Era maio. Inverno tão frio que, durante o banho, deixava o mijo escorrer-lhe entre as pernas: estreitamente a única coisa quente em seu corpo nu, tremulo. Não era mês para propiciar aquela gélida sensação... São Paulo estava mostrando-se menos acolhedora do que nunca, mais concreta, mais distanciadora. Agora ela passava a chegar em casa e encontrar um imenso vazio. Antes tudo era convidativo, aconchegante e tinha o calor de um respectivo lar. Hoje a televisão encontrava-se no chão, apoiada numa caixa de papelão marrom. Os pratos estavam carentes de armários e com isso recolhiam poeira sobre a única mesa do lugar. Ela repousava no sofá devido aos problemas respiratórios que tanto atormentavam seu sono, afinal, não possuía mais uma cama, apenas um colchão.
Fitou aquela angustia expressa em coisas avulsas distribuídas pelos cantos e sacou a Polaroid que herdou do pai de dentro da caixa de relíquias. Resolveu presentear-se com fotografias daquele inferno por ela vivido. Avida ficava mais bonita com aquelas fotos tonalizadas pelo ar antigo proporcionado pelo equipamento. Cercou o piso com as imagens da sua derrota. Embebeu uma dose de uísque causando desconforto para sua garganta, pois Catarina não se servia com nada alem de vinho tinto seco. Despiu-se. Fotografou a vulva, os seios, os pés, os olhos... espalhou tudo pelo apartamento escuro e após outro gole de um Bucchanan’s ganhado por Ciro, amigo de Alberto, recostou-se numa poltrona suja e, em alfa, descansou.

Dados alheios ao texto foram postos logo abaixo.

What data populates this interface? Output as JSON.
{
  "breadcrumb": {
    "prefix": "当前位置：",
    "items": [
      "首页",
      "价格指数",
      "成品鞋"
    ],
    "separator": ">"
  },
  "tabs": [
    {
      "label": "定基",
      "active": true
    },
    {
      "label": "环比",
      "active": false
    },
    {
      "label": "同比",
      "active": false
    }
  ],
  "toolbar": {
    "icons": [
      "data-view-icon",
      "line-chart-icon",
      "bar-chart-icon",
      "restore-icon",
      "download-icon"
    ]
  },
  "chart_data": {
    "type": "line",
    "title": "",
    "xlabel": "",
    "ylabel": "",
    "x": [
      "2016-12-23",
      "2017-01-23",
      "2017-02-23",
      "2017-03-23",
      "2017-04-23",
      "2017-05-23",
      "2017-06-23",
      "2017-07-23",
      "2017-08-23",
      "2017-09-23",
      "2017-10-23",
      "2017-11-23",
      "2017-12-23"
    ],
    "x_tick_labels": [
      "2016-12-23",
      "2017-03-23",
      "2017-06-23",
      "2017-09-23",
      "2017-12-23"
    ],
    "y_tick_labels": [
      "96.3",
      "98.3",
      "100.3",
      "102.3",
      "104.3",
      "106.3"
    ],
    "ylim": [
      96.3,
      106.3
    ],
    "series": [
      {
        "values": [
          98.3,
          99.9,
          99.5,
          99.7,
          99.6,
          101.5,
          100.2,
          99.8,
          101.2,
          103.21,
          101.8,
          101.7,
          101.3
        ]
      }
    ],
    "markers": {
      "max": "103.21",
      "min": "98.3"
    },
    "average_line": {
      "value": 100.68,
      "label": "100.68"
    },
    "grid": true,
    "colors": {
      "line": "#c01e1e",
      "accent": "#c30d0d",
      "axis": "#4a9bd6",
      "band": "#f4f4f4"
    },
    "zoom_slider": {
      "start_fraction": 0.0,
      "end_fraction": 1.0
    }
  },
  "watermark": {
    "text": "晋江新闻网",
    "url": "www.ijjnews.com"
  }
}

Iria recordar a sensação daquelas unhas tempos depois. Sentiria o toque de cada digital sobre os pelos cerrados debaixo, até o redor do umbigo, até a sobrancelha protuberante daquela face, que em face da saudade, lembrava-se de fatos ocorridos anos antes. Viria a ser uma daqueles saudosistas, que presos em sua eternidade não esquecem o sofrimento pois posicionam o êxtase acima de qualquer proposta.